A Summit Breakthrough

There's a picture from Brubeck's 1958 State Department tour of Desmond playing his saxophone in an Indian marketplace. He was trying to charm a cobra out of its basket.

On another occasion, when Brubeck found a piano that hadn't been warped by subtropical heat, he asked if he could use it at later concerts. A group of men picked up the 12-foot Boesendorfer and carried it through the streets on their shoulders.

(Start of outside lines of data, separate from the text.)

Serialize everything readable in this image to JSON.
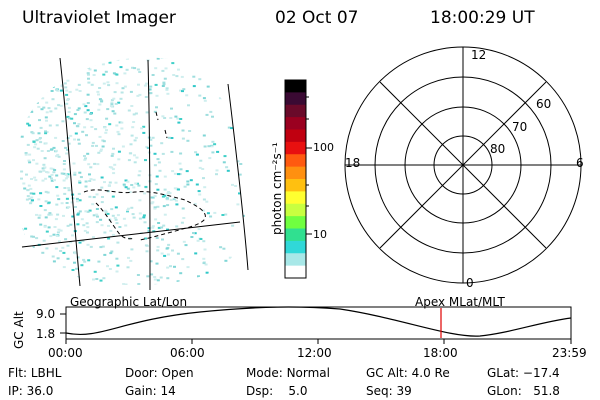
{
  "header": {
    "instrument": "Ultraviolet Imager",
    "date": "02 Oct 07",
    "time": "18:00:29 UT"
  },
  "colorbar": {
    "unit_label": "photon cm⁻²s⁻¹",
    "ticks": [
      "100",
      "10"
    ],
    "colors": [
      "#000000",
      "#3a0a33",
      "#6a0a2a",
      "#9a0020",
      "#c00010",
      "#e81010",
      "#ff5a10",
      "#ff9010",
      "#ffc010",
      "#ffff30",
      "#c8ff40",
      "#70ff40",
      "#30e090",
      "#30d8d8",
      "#a8e8e8",
      "#ffffff"
    ]
  },
  "polar": {
    "mlt_labels": [
      "12",
      "6",
      "0",
      "18"
    ],
    "lat_labels": [
      "60",
      "70",
      "80"
    ]
  },
  "timeline": {
    "left_title": "Geographic Lat/Lon",
    "right_title": "Apex MLat/MLT",
    "axis_label": "GC Alt",
    "y_ticks": [
      "9.0",
      "1.8"
    ],
    "x_ticks": [
      "00:00",
      "06:00",
      "12:00",
      "18:00",
      "23:59"
    ],
    "marker_color": "#e00000"
  },
  "status": {
    "row1": [
      {
        "label": "Flt:",
        "value": "LBHL"
      },
      {
        "label": "Door:",
        "value": "Open"
      },
      {
        "label": "Mode:",
        "value": "Normal"
      },
      {
        "label": "GC Alt:",
        "value": "4.0 Re"
      },
      {
        "label": "GLat:",
        "value": "−17.4"
      }
    ],
    "row2": [
      {
        "label": "IP:",
        "value": "36.0"
      },
      {
        "label": "Gain:",
        "value": "14"
      },
      {
        "label": "Dsp:",
        "value": "5.0"
      },
      {
        "label": "Seq:",
        "value": "39"
      },
      {
        "label": "GLon:",
        "value": "51.8"
      }
    ]
  }
}
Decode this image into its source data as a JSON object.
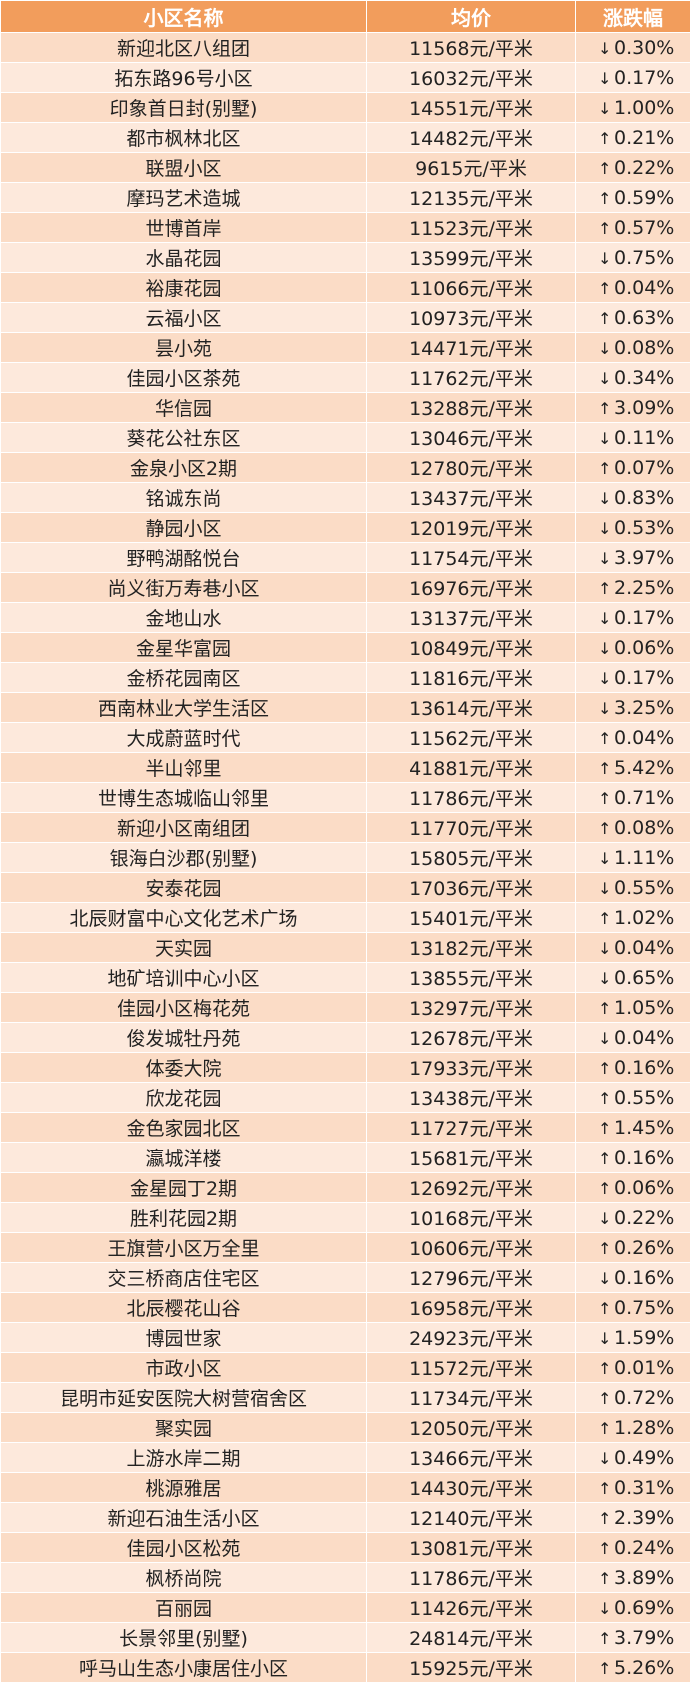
{
  "header": {
    "name": "小区名称",
    "price": "均价",
    "change": "涨跌幅"
  },
  "rows": [
    {
      "name": "新迎北区八组团",
      "price": "11568元/平米",
      "dir": "down",
      "change": "0.30%"
    },
    {
      "name": "拓东路96号小区",
      "price": "16032元/平米",
      "dir": "down",
      "change": "0.17%"
    },
    {
      "name": "印象首日封(别墅)",
      "price": "14551元/平米",
      "dir": "down",
      "change": "1.00%"
    },
    {
      "name": "都市枫林北区",
      "price": "14482元/平米",
      "dir": "up",
      "change": "0.21%"
    },
    {
      "name": "联盟小区",
      "price": "9615元/平米",
      "dir": "up",
      "change": "0.22%"
    },
    {
      "name": "摩玛艺术造城",
      "price": "12135元/平米",
      "dir": "up",
      "change": "0.59%"
    },
    {
      "name": "世博首岸",
      "price": "11523元/平米",
      "dir": "up",
      "change": "0.57%"
    },
    {
      "name": "水晶花园",
      "price": "13599元/平米",
      "dir": "down",
      "change": "0.75%"
    },
    {
      "name": "裕康花园",
      "price": "11066元/平米",
      "dir": "up",
      "change": "0.04%"
    },
    {
      "name": "云福小区",
      "price": "10973元/平米",
      "dir": "up",
      "change": "0.63%"
    },
    {
      "name": "昙小苑",
      "price": "14471元/平米",
      "dir": "down",
      "change": "0.08%"
    },
    {
      "name": "佳园小区茶苑",
      "price": "11762元/平米",
      "dir": "down",
      "change": "0.34%"
    },
    {
      "name": "华信园",
      "price": "13288元/平米",
      "dir": "up",
      "change": "3.09%"
    },
    {
      "name": "葵花公社东区",
      "price": "13046元/平米",
      "dir": "down",
      "change": "0.11%"
    },
    {
      "name": "金泉小区2期",
      "price": "12780元/平米",
      "dir": "up",
      "change": "0.07%"
    },
    {
      "name": "铭诚东尚",
      "price": "13437元/平米",
      "dir": "down",
      "change": "0.83%"
    },
    {
      "name": "静园小区",
      "price": "12019元/平米",
      "dir": "down",
      "change": "0.53%"
    },
    {
      "name": "野鸭湖酩悦台",
      "price": "11754元/平米",
      "dir": "down",
      "change": "3.97%"
    },
    {
      "name": "尚义街万寿巷小区",
      "price": "16976元/平米",
      "dir": "up",
      "change": "2.25%"
    },
    {
      "name": "金地山水",
      "price": "13137元/平米",
      "dir": "down",
      "change": "0.17%"
    },
    {
      "name": "金星华富园",
      "price": "10849元/平米",
      "dir": "down",
      "change": "0.06%"
    },
    {
      "name": "金桥花园南区",
      "price": "11816元/平米",
      "dir": "down",
      "change": "0.17%"
    },
    {
      "name": "西南林业大学生活区",
      "price": "13614元/平米",
      "dir": "down",
      "change": "3.25%"
    },
    {
      "name": "大成蔚蓝时代",
      "price": "11562元/平米",
      "dir": "up",
      "change": "0.04%"
    },
    {
      "name": "半山邻里",
      "price": "41881元/平米",
      "dir": "up",
      "change": "5.42%"
    },
    {
      "name": "世博生态城临山邻里",
      "price": "11786元/平米",
      "dir": "up",
      "change": "0.71%"
    },
    {
      "name": "新迎小区南组团",
      "price": "11770元/平米",
      "dir": "up",
      "change": "0.08%"
    },
    {
      "name": "银海白沙郡(别墅)",
      "price": "15805元/平米",
      "dir": "down",
      "change": "1.11%"
    },
    {
      "name": "安泰花园",
      "price": "17036元/平米",
      "dir": "down",
      "change": "0.55%"
    },
    {
      "name": "北辰财富中心文化艺术广场",
      "price": "15401元/平米",
      "dir": "up",
      "change": "1.02%"
    },
    {
      "name": "天实园",
      "price": "13182元/平米",
      "dir": "down",
      "change": "0.04%"
    },
    {
      "name": "地矿培训中心小区",
      "price": "13855元/平米",
      "dir": "down",
      "change": "0.65%"
    },
    {
      "name": "佳园小区梅花苑",
      "price": "13297元/平米",
      "dir": "up",
      "change": "1.05%"
    },
    {
      "name": "俊发城牡丹苑",
      "price": "12678元/平米",
      "dir": "down",
      "change": "0.04%"
    },
    {
      "name": "体委大院",
      "price": "17933元/平米",
      "dir": "up",
      "change": "0.16%"
    },
    {
      "name": "欣龙花园",
      "price": "13438元/平米",
      "dir": "up",
      "change": "0.55%"
    },
    {
      "name": "金色家园北区",
      "price": "11727元/平米",
      "dir": "up",
      "change": "1.45%"
    },
    {
      "name": "瀛城洋楼",
      "price": "15681元/平米",
      "dir": "up",
      "change": "0.16%"
    },
    {
      "name": "金星园丁2期",
      "price": "12692元/平米",
      "dir": "up",
      "change": "0.06%"
    },
    {
      "name": "胜利花园2期",
      "price": "10168元/平米",
      "dir": "down",
      "change": "0.22%"
    },
    {
      "name": "王旗营小区万全里",
      "price": "10606元/平米",
      "dir": "up",
      "change": "0.26%"
    },
    {
      "name": "交三桥商店住宅区",
      "price": "12796元/平米",
      "dir": "down",
      "change": "0.16%"
    },
    {
      "name": "北辰樱花山谷",
      "price": "16958元/平米",
      "dir": "up",
      "change": "0.75%"
    },
    {
      "name": "博园世家",
      "price": "24923元/平米",
      "dir": "down",
      "change": "1.59%"
    },
    {
      "name": "市政小区",
      "price": "11572元/平米",
      "dir": "up",
      "change": "0.01%"
    },
    {
      "name": "昆明市延安医院大树营宿舍区",
      "price": "11734元/平米",
      "dir": "up",
      "change": "0.72%"
    },
    {
      "name": "聚实园",
      "price": "12050元/平米",
      "dir": "up",
      "change": "1.28%"
    },
    {
      "name": "上游水岸二期",
      "price": "13466元/平米",
      "dir": "down",
      "change": "0.49%"
    },
    {
      "name": "桃源雅居",
      "price": "14430元/平米",
      "dir": "up",
      "change": "0.31%"
    },
    {
      "name": "新迎石油生活小区",
      "price": "12140元/平米",
      "dir": "up",
      "change": "2.39%"
    },
    {
      "name": "佳园小区松苑",
      "price": "13081元/平米",
      "dir": "up",
      "change": "0.24%"
    },
    {
      "name": "枫桥尚院",
      "price": "11786元/平米",
      "dir": "up",
      "change": "3.89%"
    },
    {
      "name": "百丽园",
      "price": "11426元/平米",
      "dir": "down",
      "change": "0.69%"
    },
    {
      "name": "长景邻里(别墅)",
      "price": "24814元/平米",
      "dir": "up",
      "change": "3.79%"
    },
    {
      "name": "呼马山生态小康居住小区",
      "price": "15925元/平米",
      "dir": "up",
      "change": "5.26%"
    }
  ]
}
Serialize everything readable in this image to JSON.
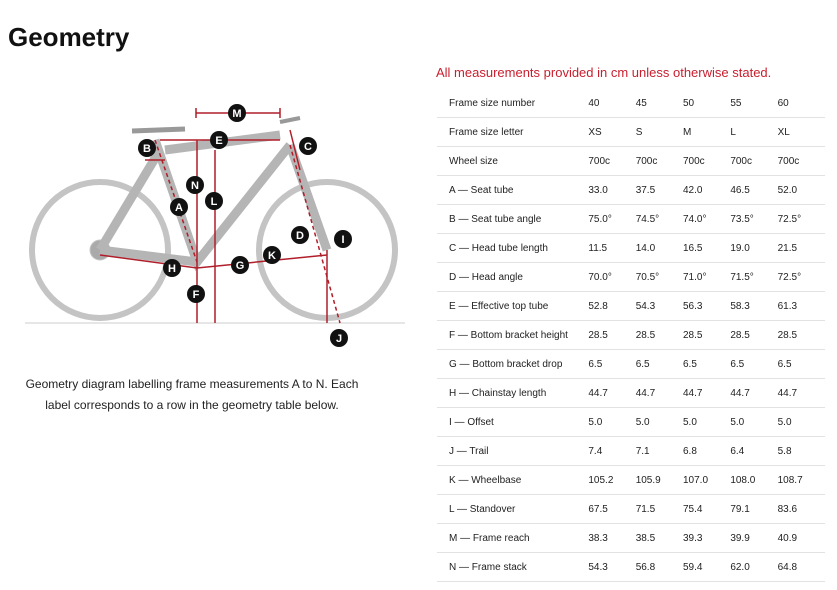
{
  "title": "Geometry",
  "note": "All measurements provided in cm unless otherwise stated.",
  "caption": "Geometry diagram labelling frame measurements A to N. Each label corresponds to a row in the geometry table below.",
  "diagram": {
    "labels": [
      "M",
      "E",
      "C",
      "B",
      "N",
      "L",
      "A",
      "D",
      "I",
      "K",
      "G",
      "H",
      "F",
      "J"
    ]
  },
  "table": {
    "rows": [
      [
        "Frame size number",
        "40",
        "45",
        "50",
        "55",
        "60"
      ],
      [
        "Frame size letter",
        "XS",
        "S",
        "M",
        "L",
        "XL"
      ],
      [
        "Wheel size",
        "700c",
        "700c",
        "700c",
        "700c",
        "700c"
      ],
      [
        "A — Seat tube",
        "33.0",
        "37.5",
        "42.0",
        "46.5",
        "52.0"
      ],
      [
        "B — Seat tube angle",
        "75.0°",
        "74.5°",
        "74.0°",
        "73.5°",
        "72.5°"
      ],
      [
        "C — Head tube length",
        "11.5",
        "14.0",
        "16.5",
        "19.0",
        "21.5"
      ],
      [
        "D — Head angle",
        "70.0°",
        "70.5°",
        "71.0°",
        "71.5°",
        "72.5°"
      ],
      [
        "E — Effective top tube",
        "52.8",
        "54.3",
        "56.3",
        "58.3",
        "61.3"
      ],
      [
        "F — Bottom bracket height",
        "28.5",
        "28.5",
        "28.5",
        "28.5",
        "28.5"
      ],
      [
        "G — Bottom bracket drop",
        "6.5",
        "6.5",
        "6.5",
        "6.5",
        "6.5"
      ],
      [
        "H — Chainstay length",
        "44.7",
        "44.7",
        "44.7",
        "44.7",
        "44.7"
      ],
      [
        "I — Offset",
        "5.0",
        "5.0",
        "5.0",
        "5.0",
        "5.0"
      ],
      [
        "J — Trail",
        "7.4",
        "7.1",
        "6.8",
        "6.4",
        "5.8"
      ],
      [
        "K — Wheelbase",
        "105.2",
        "105.9",
        "107.0",
        "108.0",
        "108.7"
      ],
      [
        "L — Standover",
        "67.5",
        "71.5",
        "75.4",
        "79.1",
        "83.6"
      ],
      [
        "M — Frame reach",
        "38.3",
        "38.5",
        "39.3",
        "39.9",
        "40.9"
      ],
      [
        "N — Frame stack",
        "54.3",
        "56.8",
        "59.4",
        "62.0",
        "64.8"
      ]
    ]
  }
}
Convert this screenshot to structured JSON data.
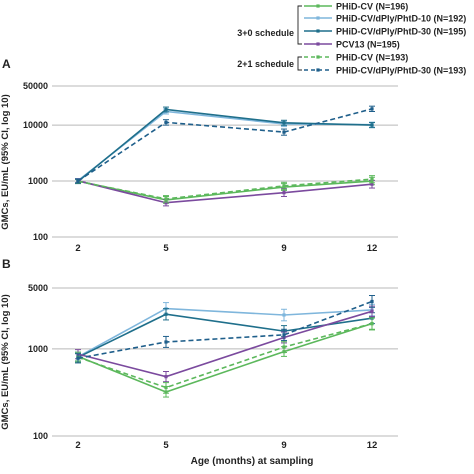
{
  "legend": {
    "groups": [
      {
        "label": "3+0 schedule",
        "entries": [
          0,
          1,
          2,
          3
        ]
      },
      {
        "label": "2+1 schedule",
        "entries": [
          4,
          5
        ]
      }
    ]
  },
  "chart_data": [
    {
      "type": "line",
      "panel_label": "A",
      "xlabel": "",
      "ylabel": "GMCs, EU/mL (95% CI, log 10)",
      "categories": [
        "2",
        "5",
        "9",
        "12"
      ],
      "yscale": "log",
      "ylim": [
        100,
        50000
      ],
      "yticks": [
        100,
        1000,
        10000,
        50000
      ],
      "ytick_labels": [
        "100",
        "1000",
        "10000",
        "50000"
      ],
      "grid": "horizontal",
      "legend_position": "top-right",
      "series": [
        {
          "name": "PHiD-CV (N=196)",
          "color": "#5cb85c",
          "dash": "solid",
          "values": [
            1000,
            460,
            780,
            1000
          ],
          "ci": [
            [
              920,
              1090
            ],
            [
              400,
              530
            ],
            [
              680,
              900
            ],
            [
              860,
              1170
            ]
          ]
        },
        {
          "name": "PHiD-CV/dPly/PhtD-10 (N=192)",
          "color": "#7fb6dc",
          "dash": "solid",
          "values": [
            1020,
            17500,
            10500,
            10200
          ],
          "ci": [
            [
              940,
              1110
            ],
            [
              15800,
              19400
            ],
            [
              9400,
              11700
            ],
            [
              9200,
              11300
            ]
          ]
        },
        {
          "name": "PHiD-CV/dPly/PhtD-30 (N=195)",
          "color": "#1f6f8b",
          "dash": "solid",
          "values": [
            980,
            19000,
            11000,
            10000
          ],
          "ci": [
            [
              900,
              1070
            ],
            [
              17200,
              21000
            ],
            [
              9900,
              12200
            ],
            [
              9000,
              11100
            ]
          ]
        },
        {
          "name": "PCV13 (N=195)",
          "color": "#7b4a9e",
          "dash": "solid",
          "values": [
            1010,
            410,
            620,
            880
          ],
          "ci": [
            [
              930,
              1100
            ],
            [
              360,
              470
            ],
            [
              530,
              730
            ],
            [
              750,
              1030
            ]
          ]
        },
        {
          "name": "PHiD-CV (N=193)",
          "color": "#5cb85c",
          "dash": "dashed",
          "values": [
            990,
            480,
            820,
            1080
          ],
          "ci": [
            [
              910,
              1080
            ],
            [
              420,
              550
            ],
            [
              710,
              950
            ],
            [
              930,
              1250
            ]
          ]
        },
        {
          "name": "PHiD-CV/dPly/PhtD-30 (N=193)",
          "color": "#1f5f8b",
          "dash": "dashed",
          "values": [
            1000,
            11200,
            7500,
            19500
          ],
          "ci": [
            [
              920,
              1090
            ],
            [
              10000,
              12500
            ],
            [
              6600,
              8500
            ],
            [
              17500,
              21800
            ]
          ]
        }
      ]
    },
    {
      "type": "line",
      "panel_label": "B",
      "xlabel": "Age (months) at sampling",
      "ylabel": "GMCs, EU/mL (95% CI, log 10)",
      "categories": [
        "2",
        "5",
        "9",
        "12"
      ],
      "yscale": "log",
      "ylim": [
        100,
        5000
      ],
      "yticks": [
        100,
        1000,
        5000
      ],
      "ytick_labels": [
        "100",
        "1000",
        "5000"
      ],
      "grid": "horizontal",
      "series": [
        {
          "name": "PHiD-CV (N=196)",
          "color": "#5cb85c",
          "dash": "solid",
          "values": [
            820,
            320,
            930,
            1950
          ],
          "ci": [
            [
              730,
              920
            ],
            [
              280,
              370
            ],
            [
              820,
              1060
            ],
            [
              1650,
              2300
            ]
          ]
        },
        {
          "name": "PHiD-CV/dPly/PhtD-10 (N=192)",
          "color": "#7fb6dc",
          "dash": "solid",
          "values": [
            810,
            2900,
            2450,
            2800
          ],
          "ci": [
            [
              720,
              910
            ],
            [
              2500,
              3400
            ],
            [
              2100,
              2850
            ],
            [
              2400,
              3250
            ]
          ]
        },
        {
          "name": "PHiD-CV/dPly/PhtD-30 (N=195)",
          "color": "#1f6f8b",
          "dash": "solid",
          "values": [
            800,
            2500,
            1600,
            2250
          ],
          "ci": [
            [
              710,
              900
            ],
            [
              2150,
              2900
            ],
            [
              1380,
              1850
            ],
            [
              1950,
              2600
            ]
          ]
        },
        {
          "name": "PCV13 (N=195)",
          "color": "#7b4a9e",
          "dash": "solid",
          "values": [
            870,
            480,
            1350,
            2700
          ],
          "ci": [
            [
              770,
              980
            ],
            [
              420,
              550
            ],
            [
              1170,
              1560
            ],
            [
              2350,
              3100
            ]
          ]
        },
        {
          "name": "PHiD-CV (N=193)",
          "color": "#5cb85c",
          "dash": "dashed",
          "values": [
            800,
            360,
            1050,
            1950
          ],
          "ci": [
            [
              710,
              900
            ],
            [
              310,
              410
            ],
            [
              910,
              1210
            ],
            [
              1680,
              2260
            ]
          ]
        },
        {
          "name": "PHiD-CV/dPly/PhtD-30 (N=193)",
          "color": "#1f5f8b",
          "dash": "dashed",
          "values": [
            780,
            1200,
            1450,
            3500
          ],
          "ci": [
            [
              690,
              880
            ],
            [
              1040,
              1390
            ],
            [
              1250,
              1680
            ],
            [
              3000,
              4100
            ]
          ]
        }
      ]
    }
  ]
}
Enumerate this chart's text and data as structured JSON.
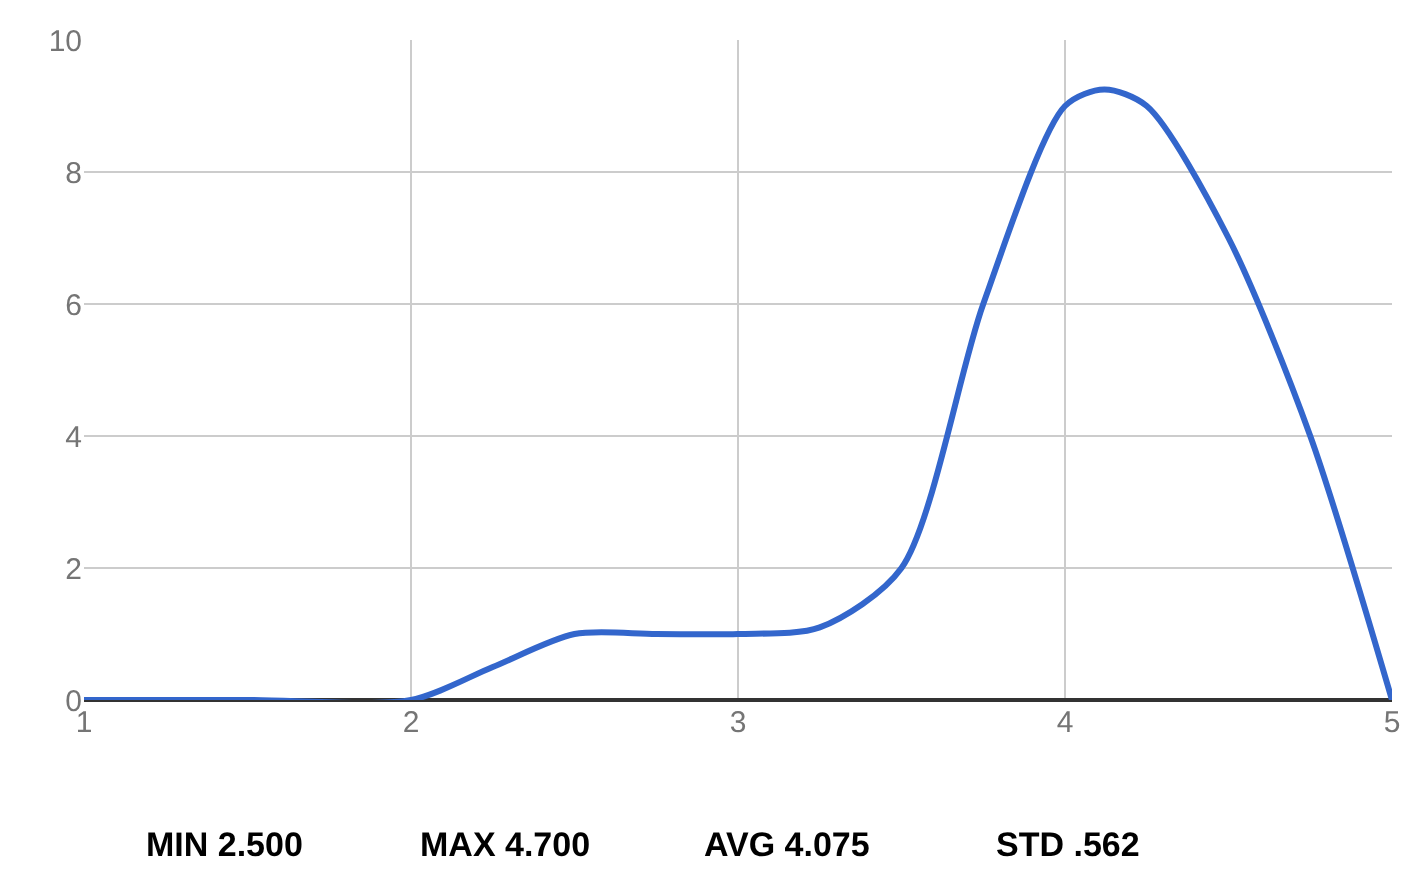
{
  "chart_data": {
    "type": "line",
    "x": [
      1,
      1.5,
      2,
      2.25,
      2.5,
      2.75,
      3,
      3.25,
      3.5,
      3.75,
      4,
      4.12,
      4.25,
      4.5,
      4.75,
      5
    ],
    "series": [
      {
        "color": "#3366cc",
        "values": [
          0,
          0,
          0,
          0.5,
          1,
          1,
          1,
          1.1,
          2,
          6,
          9,
          9.25,
          9,
          7,
          4,
          0
        ]
      }
    ],
    "xlim": [
      1,
      5
    ],
    "xticks": [
      1,
      2,
      3,
      4,
      5
    ],
    "ylim": [
      0,
      10
    ],
    "yticks": [
      0,
      2,
      4,
      6,
      8,
      10
    ],
    "grid": true,
    "marker": "none",
    "line_style": "solid",
    "annotations": [
      "MIN 2.500",
      "MAX 4.700",
      "AVG 4.075",
      "STD .562"
    ]
  }
}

Thirty years later, when the Cold War was quickly thawing, cultural diplomacy had become a little more refined. On May 31, 1988, President Ronald Reagan had invited Brubeck to join him at a gala dinner at Spaso House, the U.S. ambassador's residence in Moscow, during Reagan's summit meeting with Soviet leader Mikhail Gorbachev.

Three days of diplomatic talks had proved fruitless, and faces were grim during the dinner at the ambassador's house. Afterward, Brubeck and his group got up to play. A year before, they had performed to enthusiastic audiences in Moscow, Leningrad and Tallinn, Estonia, but on this night they were limited to only four songs. That was all they would need.

"The Russian guests appeared to appreciate the entertainment," the Associated Press soberly reported, "and many tapped along with their feet as Brubeck's quintet played."

During the final number, "Take Five," people noticed that even Gorbachev was drumming his fingers in time with the music.

"I can't understand Russian," Brubeck said, "but I can understand body language."

After the concert, according to the New York Times, Reagan was "bantering" with Brubeck "as Mr. Gorbachev and members of the ruling Politburo looked on with broad grins."

The diplomatic stalemate was suddenly broken, and the Americans and Soviets reached a historic agreement to dismantle parts of their nuclear arsenals.

"The next day," recalls Brubeck's longtime manager and producer, Russell Gloyd, "[Secretary of State] George Shultz broke through the ranks, gave Dave a big hug and said, 'Dave, you made the summit. No one was talking after three days. You made the breakthrough.' "

It may be a bit of an exaggeration to say that a piano player helped end the Cold War, but Brubeck and his music certainly didn't hurt. Ever since that first jazz journey in 1958, he understood the power of music to cross the boundaries of language, culture, politics and race.

When he took his music to new lands, people instantly recognized what they were hearing. "Jazz," Brubeck says, "is the voice of freedom, more than anything else in the world."